Veliaht kardeşler peş peşe öldü

Dedeleri Augustus tarafından evlatlık edinilen Gaius ve kardeşi Lucius imparatorluğun mirasçısı haline gelmişlerdi. MÖ 6 yılında Romalı plebsler henüz 14 yaşında olan ve henüz toga virilis bile giymemiş Gaius’un konsül yapılmasından rahatsız oldu. Bunun üzerine, senato binasında oturma ve senatörlerle ziyafetlerde bulunma hakkı verildi, ancak konsül haklarını yirmi yaşında kullanması konusunda uzlaşıldı. MÖ 1’de Gaius’a doğu eyaletlerinin komutası verildi.

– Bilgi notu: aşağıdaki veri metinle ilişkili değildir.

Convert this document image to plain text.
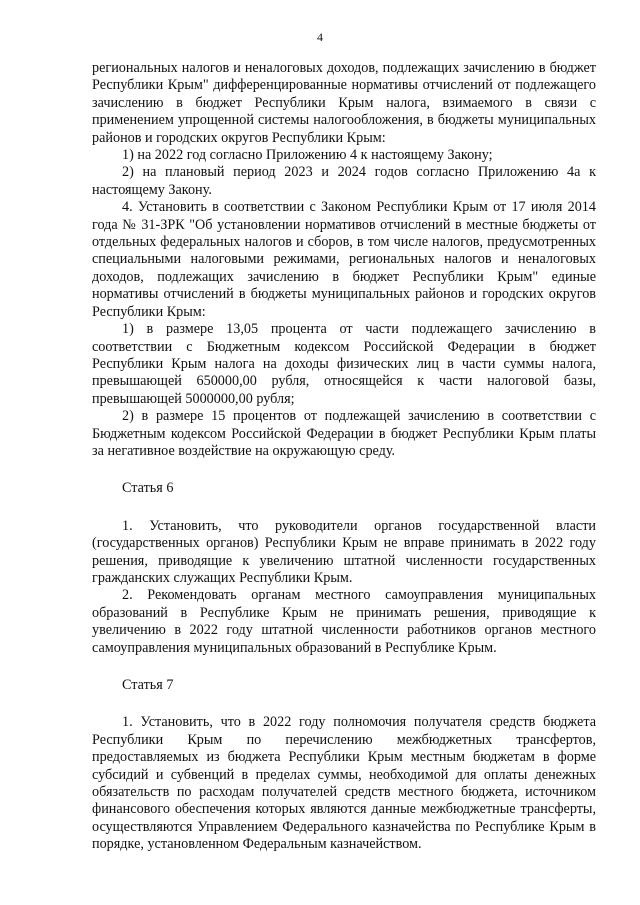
4

региональных налогов и неналоговых доходов, подлежащих зачислению в бюджет Республики Крым" дифференцированные нормативы отчислений от подлежащего зачислению в бюджет Республики Крым налога, взимаемого в связи с применением упрощенной системы налогообложения, в бюджеты муниципальных районов и городских округов Республики Крым:

1) на 2022 год согласно Приложению 4 к настоящему Закону;

2) на плановый период 2023 и 2024 годов согласно Приложению 4а к настоящему Закону.

4. Установить в соответствии с Законом Республики Крым от 17 июля 2014 года № 31-ЗРК "Об установлении нормативов отчислений в местные бюджеты от отдельных федеральных налогов и сборов, в том числе налогов, предусмотренных специальными налоговыми режимами, региональных налогов и неналоговых доходов, подлежащих зачислению в бюджет Республики Крым" единые нормативы отчислений в бюджеты муниципальных районов и городских округов Республики Крым:

1) в размере 13,05 процента от части подлежащего зачислению в соответствии с Бюджетным кодексом Российской Федерации в бюджет Республики Крым налога на доходы физических лиц в части суммы налога, превышающей 650000,00 рубля, относящейся к части налоговой базы, превышающей 5000000,00 рубля;

2) в размере 15 процентов от подлежащей зачислению в соответствии с Бюджетным кодексом Российской Федерации в бюджет Республики Крым платы за негативное воздействие на окружающую среду.

Статья 6

1. Установить, что руководители органов государственной власти (государственных органов) Республики Крым не вправе принимать в 2022 году решения, приводящие к увеличению штатной численности государственных гражданских служащих Республики Крым.

2. Рекомендовать органам местного самоуправления муниципальных образований в Республике Крым не принимать решения, приводящие к увеличению в 2022 году штатной численности работников органов местного самоуправления муниципальных образований в Республике Крым.

Статья 7

1. Установить, что в 2022 году полномочия получателя средств бюджета Республики Крым по перечислению межбюджетных трансфертов, предоставляемых из бюджета Республики Крым местным бюджетам в форме субсидий и субвенций в пределах суммы, необходимой для оплаты денежных обязательств по расходам получателей средств местного бюджета, источником финансового обеспечения которых являются данные межбюджетные трансферты, осуществляются Управлением Федерального казначейства по Республике Крым в порядке, установленном Федеральным казначейством.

Kardeşi Lucius henüz 19 yaşındayken, MS 2’de öldü. Yaklaşık 18 ay sonra da Gaius, Limyra’da öldü. Gaius ve Lucius’un ölümlerinin ardından Augustus, üvey oğlu Tiberius’u ve hayatta kalan tek torunu Agrippa Postumus’u evlat edindi. Augustus’tan sonra tahta Tiberius çıktı.

Gaius Caesar anısına boş mezar

Gerçek boyutlu figürlerin yer aldığı anı mezar (kenotaf) mermer bir frizle süslenmişti. Frizin bazı panoları, Doğu Roma döneminde kireç ocağında yakıldı. Boş olduğuna inanmayan mezar soyguncuları birçok kez anıtı dinamitle patlatmaya çalışmış ve yapıya büyük zarar vermiştir. Günümüze kireçtaşı bloklarından örülmüş düzgün bir kaidenin üstünde duran biçimsiz bir yapı çekirdeği kalmıştır. Kazılar sonucunda bu geç Augustus dönemi yapısının dört tarafının etkileyici kabartmalarla süslendiği ortaya çıktı. İnsan boyutundaki bu kabartmalar Gaius Caesar’ın hayatından önemli sahneler içeriyor. Kabartma ve bezemelerin kalitesi Roma’daki Ara Pacis sunağının frizleriyle yarışacak cinsten. Gaius Caesar anı mezarından kalan frizler Antalya Müzesi’nde sergileniyor.